Something’s Changing, the third record from British singer songwriter Lucy Rose, was recorded on the back of a rather romantic story. Chronicling the singer-songwriter’s travels across South America, Rose reached out to her fans on twitter who agreed to host and book gigs for her throughout the continent in exchange for her musical company.

It’s all very lovely really, and it’s hard not to have a soft spot for her after watching the twenty minute long documentary she filmed to go along with the album’s release.

Her abject artistic insecurity, her sincerity in seeing the joy and comfort her music has brought to her predominantly young fan base, and many, many clips of her crying. That coupled with her willingness to drop her former record label Columbia records and go out on her own for this one, it’s all quite endearing.

As the album title would suggest, there’s a lot of change going on in the singer’s life. But much like the harp which features on the opening track, it’s a promise that fails to deliver.

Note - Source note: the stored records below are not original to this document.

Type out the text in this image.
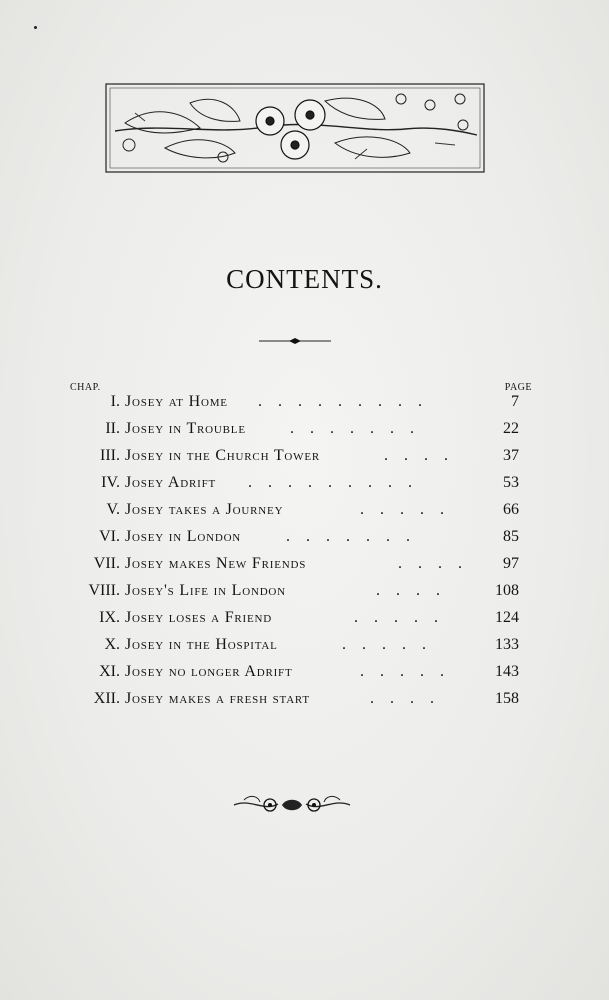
CONTENTS.
CHAP.	PAGE
I. Josey at Home .    .    .    .    .    .    .    .    .	7
II. Josey in Trouble	.    .    .    .    .    .    .	22
III. Josey in the Church Tower	.    .    .    .	37
IV. Josey Adrift .    .    .    .    .    .    .    .    .	53
V. Josey takes a Journey	.    .    .    .    .	66
VI. Josey in London	.    .    .    .    .    .    .	85
VII. Josey makes New Friends	.    .    .    .	97
VIII. Josey's Life in London	.    .    .    .	108
IX. Josey loses a Friend	.    .    .    .    .	124
X. Josey in the Hospital	.    .    .    .    .	133
XI. Josey no longer Adrift	.    .    .    .    .	143
XII. Josey makes a fresh start	.    .    .    .	158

The record opens with a minute and a half of Lucy’s saccharine elucidation that the listener is about to embark on a journey of “feeling it all/oh the good/the bad/the happy the/the sad”, accompanied by sparse strums of a classical harp, an instrument that features nowhere else on the album. Then begins the slow fold back into the cutsie folk pop mould that earned the artist her following back in the ‘Shiver’ days of 2012.


The result is an album that’s kind of a drag. Drowning in platitudes and worn out lyricism that are seldom made up for by means of musical accomplishment. Rarely improving on silence.

Half way through, during the insufferable ‘Love Song’,( “It was true, true, true love/oh it was real, real, real love”) I consider making a Lucy Rose drinking game in which I drink every time the words “kiss” “love’ or “baby” are uttered. But resolved that that would probably be falling outside the realms of constructive criticism.

Rose is undoubtedly talented, with a gift for making melodies that appeal to a mass audience, and an undeniable musical ability. She’s good to her fans and her music genuinely seems to speak to them. And what is music about if not providing enjoyment, comfort and connectivity for people? But there are moments when she could have aimed to work a little harder. Lyrics like “hey baby, won’t you let me come and kiss you all night long” feel as dry and meaningless as the fabled working lyrics employed by Lennon and McCartney in the initial writing stages of the track ‘Yesterday’, “Scrambled eggs, oh my baby how I love your legs”.

Given the context, Something’s Changing should rightfully have been a time for taking risks. The end product is a record that was bland, safe and forgettable. Borne from circumstances that were seemingly the opposite of all of those things. Disappointing.